Germany has yet to solve another problem, one that it uniquely faces. The worst-off banks in Germany are not the privately held ones but state-owned institutions, in particular the regional Landesbanks. Although they urgently need to dissolve most of these lenders, to date the federal and state governments have done little to clean up this ailing sector.
The crisis will not be history until the financial sector’s woes have been overcome. It is also not yet over because states may have rescued their economies for the time being, but have exhausted themselves in the process.
Above all, the US government soon will no longer be able to pay for continued growth but the private sector doesn’t seem able yet to stand on its own feet. Despite all of Washington’s stimulus efforts, unemployment has remained stubbornly high, and now the economy is sputtering too. Economists question whether the Federal Reserve can still avert a looming slide into an extended period of stagnation.
That is bad news for the rest of the world, for two reasons. First, American demand for imported goods would fall if the country slides back into recession. Also, the US has been the frontrunner in this crisis: It was where the financial meltdown started. The US slid into recession first and got back out relatively early, too.

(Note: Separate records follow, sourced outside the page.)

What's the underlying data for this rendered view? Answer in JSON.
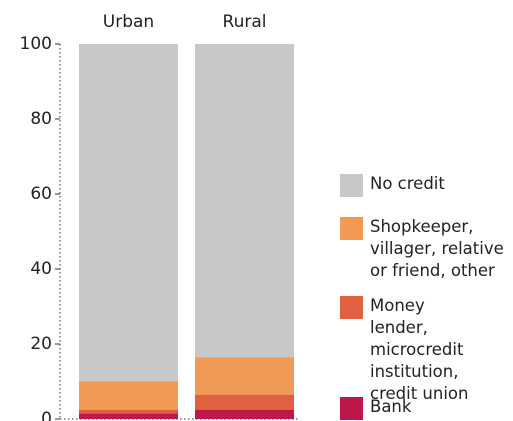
{
  "chart_data": {
    "type": "stacked_bar",
    "categories": [
      "Urban",
      "Rural"
    ],
    "series": [
      {
        "name": "Bank",
        "color": "#c0174a",
        "values": [
          1.5,
          2.5
        ]
      },
      {
        "name": "Money lender, microcredit institution, credit union",
        "color": "#e0603f",
        "values": [
          1,
          4
        ]
      },
      {
        "name": "Shopkeeper, villager, relative or friend, other",
        "color": "#f09a55",
        "values": [
          7.5,
          10
        ]
      },
      {
        "name": "No credit",
        "color": "#c8c8c8",
        "values": [
          90,
          83.5
        ]
      }
    ],
    "ylim": [
      0,
      100
    ],
    "yticks": [
      0,
      20,
      40,
      60,
      80,
      100
    ],
    "grid": false
  }
}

In other words, whatever happens there reaches the other industrialized states after a period of delay.
It has been a typical pattern. The fears for America in August came at a time when many investors and analysts were already celebrating the demise of the crisis – just as the mood was upbeat in the winter, shortly before Greece threatened to collapse and pull all of Europe down with it. Aftershocks can happen anytime. No one can say for sure that the danger has passed.
Of course, another global slump is anything but certain, but neither can it be ruled out. The US real estate market is anything but healthy. The same holds true for Europe’s public debt. And China is struggling with a financial bubble inflated by the country’s booming housing market. If economies seriously falter, these problems would worsen overnight.
Crises are times of great uncertainty and that has yet to pass, too. Germans may be famous for their caution but even now, leading industrialists are preaching circumspection. Spare us the boundless optimism, said Jürgen Hambrecht, the head of chemicals maker BASF. “We are seeing a slowing recovery in the US and Asia will also grow more slowly in the second half of the year,” he warned.
Fears are spreading in Germany that its exporters are too dependent on China, whom they thank for the lion’s share of their currently flourishing business. What if the economy there loses steam?
The upswing in the West cannot yet erase the effects of the crisis. Even if German GDP growth hits 3 percent this year, by the end of 2010 the economy will still have not equaled its size at the end of 2007. Meanwhile, the government is beginning to cut expenditures – especially for welfare recipients.
That brings us to the next chapter of the crisis, namely the question of who will pay for it. Nothing on the social spending side has been reformed or improved.
As much as one would want to hear or say otherwise, anyone sounding the all-clear now would be ignoring the serious dangers that still exist. Even if the big banks are doing big business again, the financial sector remains vulnerable. And even if economies in Europe and Asia are expanding, it’s still a shaky climb on the taxpayer’s dime.
The German inclination to be cautious is – for once – justified.